Robert Francis Vaughn, Ph.D. (born November 22, 1932) is an American actor noted for stage, film and television work. He is perhaps best known as suave spy Napoleon Solo in the 1960s TV series The Man from U.N.C.L.E.. His most famous film role is likely that as one of the seven hired gunfighters in the Western classic The Magnificent Seven. He is the only surviving member of the seven.
Vaughn was born in New York City to showbiz parents Marcella Frances (née Gaudel), a stage actress, and Gerald Walter Vaughn, a radio actor. He was raised in an Irish Catholic family. His parents separated when he was young, with Vaughn and his mother moving to Minneapolis, Minnesota, where he attended North High School and later enrolled in the University of Minnesota as a journalism major. He quit after a year and moved to Los Angeles, California. He enrolled in Los Angeles City College, then transferred to Los Angeles State College of Applied Arts and Sciences, where he earned his Master's degree in theatre. Continuing his higher education even through his successful acting career, Vaughn earned a Ph.D. in communications from the University of Southern California, in 1970, publishing his dissertation as the book Only Victims: A Study of Show Business Blacklisting in 1972.

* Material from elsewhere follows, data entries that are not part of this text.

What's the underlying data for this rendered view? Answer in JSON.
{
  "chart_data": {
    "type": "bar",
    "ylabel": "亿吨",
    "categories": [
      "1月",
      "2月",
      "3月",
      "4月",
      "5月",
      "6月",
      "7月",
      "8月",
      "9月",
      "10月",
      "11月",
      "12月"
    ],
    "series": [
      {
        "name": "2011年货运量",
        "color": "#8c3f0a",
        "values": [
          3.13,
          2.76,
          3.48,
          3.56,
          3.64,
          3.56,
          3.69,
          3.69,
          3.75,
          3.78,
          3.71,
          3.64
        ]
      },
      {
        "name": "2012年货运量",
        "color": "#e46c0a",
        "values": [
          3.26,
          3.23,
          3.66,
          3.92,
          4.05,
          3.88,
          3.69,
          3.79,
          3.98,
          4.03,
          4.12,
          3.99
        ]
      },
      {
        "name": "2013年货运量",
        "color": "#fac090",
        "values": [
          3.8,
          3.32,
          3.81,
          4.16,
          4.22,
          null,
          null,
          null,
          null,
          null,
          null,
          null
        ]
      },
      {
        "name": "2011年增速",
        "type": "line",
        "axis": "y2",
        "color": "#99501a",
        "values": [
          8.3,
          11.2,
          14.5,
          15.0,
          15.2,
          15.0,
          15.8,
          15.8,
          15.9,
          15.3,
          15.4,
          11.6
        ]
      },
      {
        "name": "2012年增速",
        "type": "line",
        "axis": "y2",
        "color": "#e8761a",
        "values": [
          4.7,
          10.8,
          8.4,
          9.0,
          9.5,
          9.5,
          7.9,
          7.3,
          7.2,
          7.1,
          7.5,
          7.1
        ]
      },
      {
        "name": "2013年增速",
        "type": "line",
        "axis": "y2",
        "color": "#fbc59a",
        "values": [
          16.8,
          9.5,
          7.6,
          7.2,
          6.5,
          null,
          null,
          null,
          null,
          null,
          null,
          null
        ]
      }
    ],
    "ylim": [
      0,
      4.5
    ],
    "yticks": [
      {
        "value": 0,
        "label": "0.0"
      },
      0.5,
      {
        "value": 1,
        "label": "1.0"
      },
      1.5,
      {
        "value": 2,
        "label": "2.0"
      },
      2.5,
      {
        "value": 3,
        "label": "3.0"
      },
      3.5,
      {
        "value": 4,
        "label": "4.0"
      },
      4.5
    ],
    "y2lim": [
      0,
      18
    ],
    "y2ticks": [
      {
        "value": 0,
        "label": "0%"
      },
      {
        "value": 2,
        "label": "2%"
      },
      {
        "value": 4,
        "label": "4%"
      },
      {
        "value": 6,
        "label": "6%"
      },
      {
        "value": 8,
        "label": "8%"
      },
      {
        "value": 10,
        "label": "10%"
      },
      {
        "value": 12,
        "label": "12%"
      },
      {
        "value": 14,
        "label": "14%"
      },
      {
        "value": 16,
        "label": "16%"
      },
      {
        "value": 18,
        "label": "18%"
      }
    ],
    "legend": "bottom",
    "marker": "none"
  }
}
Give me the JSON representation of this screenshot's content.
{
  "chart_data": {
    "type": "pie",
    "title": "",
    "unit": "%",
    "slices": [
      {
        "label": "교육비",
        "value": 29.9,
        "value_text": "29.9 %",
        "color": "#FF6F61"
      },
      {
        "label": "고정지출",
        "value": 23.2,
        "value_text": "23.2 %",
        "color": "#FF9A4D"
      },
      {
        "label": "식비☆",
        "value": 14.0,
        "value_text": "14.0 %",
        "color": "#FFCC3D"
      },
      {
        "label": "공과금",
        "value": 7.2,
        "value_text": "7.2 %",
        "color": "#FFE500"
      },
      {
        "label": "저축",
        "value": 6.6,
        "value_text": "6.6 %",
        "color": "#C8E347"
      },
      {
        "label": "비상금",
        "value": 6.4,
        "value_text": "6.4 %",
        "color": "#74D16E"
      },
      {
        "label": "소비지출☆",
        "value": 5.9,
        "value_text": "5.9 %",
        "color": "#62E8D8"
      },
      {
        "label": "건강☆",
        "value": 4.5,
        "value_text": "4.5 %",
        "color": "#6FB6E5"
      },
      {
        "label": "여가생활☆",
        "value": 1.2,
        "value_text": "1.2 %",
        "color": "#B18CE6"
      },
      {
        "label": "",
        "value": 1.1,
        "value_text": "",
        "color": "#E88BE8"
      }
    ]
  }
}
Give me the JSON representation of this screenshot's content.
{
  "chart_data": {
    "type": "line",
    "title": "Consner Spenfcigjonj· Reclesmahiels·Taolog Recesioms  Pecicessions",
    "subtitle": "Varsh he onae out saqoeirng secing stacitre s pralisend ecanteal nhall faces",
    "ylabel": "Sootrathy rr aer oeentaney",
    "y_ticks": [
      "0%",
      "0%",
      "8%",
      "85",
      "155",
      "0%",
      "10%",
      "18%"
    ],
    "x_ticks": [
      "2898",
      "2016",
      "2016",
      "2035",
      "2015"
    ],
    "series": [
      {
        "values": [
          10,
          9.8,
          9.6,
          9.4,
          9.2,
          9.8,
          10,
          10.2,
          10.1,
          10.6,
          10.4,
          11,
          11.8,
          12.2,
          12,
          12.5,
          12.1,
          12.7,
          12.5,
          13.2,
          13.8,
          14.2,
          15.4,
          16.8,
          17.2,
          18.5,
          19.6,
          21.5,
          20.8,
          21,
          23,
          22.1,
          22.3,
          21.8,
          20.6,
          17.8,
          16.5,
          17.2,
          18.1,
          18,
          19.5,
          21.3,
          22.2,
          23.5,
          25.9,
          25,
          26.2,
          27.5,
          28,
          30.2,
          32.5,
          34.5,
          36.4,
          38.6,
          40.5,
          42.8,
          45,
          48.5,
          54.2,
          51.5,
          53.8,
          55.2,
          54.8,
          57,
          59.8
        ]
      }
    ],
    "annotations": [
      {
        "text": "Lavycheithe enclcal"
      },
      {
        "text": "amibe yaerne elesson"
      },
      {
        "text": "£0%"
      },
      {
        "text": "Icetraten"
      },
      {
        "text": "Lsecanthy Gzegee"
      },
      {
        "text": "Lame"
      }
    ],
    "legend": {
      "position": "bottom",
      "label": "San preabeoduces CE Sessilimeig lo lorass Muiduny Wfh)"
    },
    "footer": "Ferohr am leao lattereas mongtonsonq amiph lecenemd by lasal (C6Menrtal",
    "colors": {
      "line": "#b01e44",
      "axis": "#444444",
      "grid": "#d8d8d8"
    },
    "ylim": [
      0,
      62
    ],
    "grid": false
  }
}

Vaughn made his television debut on the November 21, 1955 "Black Friday" episode of the American TV series Medic, the first of more than 200 episodic roles by mid-2000. His first movie appearance was as an uncredited extra in The Ten Commandments (1956), playing a golden calf idolater and also visible in a scene in a chariot behind that of Yul Brynner. Vaughn's first credited movie role came the following year in the Western Hell's Crossroads (1957), in which he played the real-life Bob Ford, the killer of outlaw Jesse James.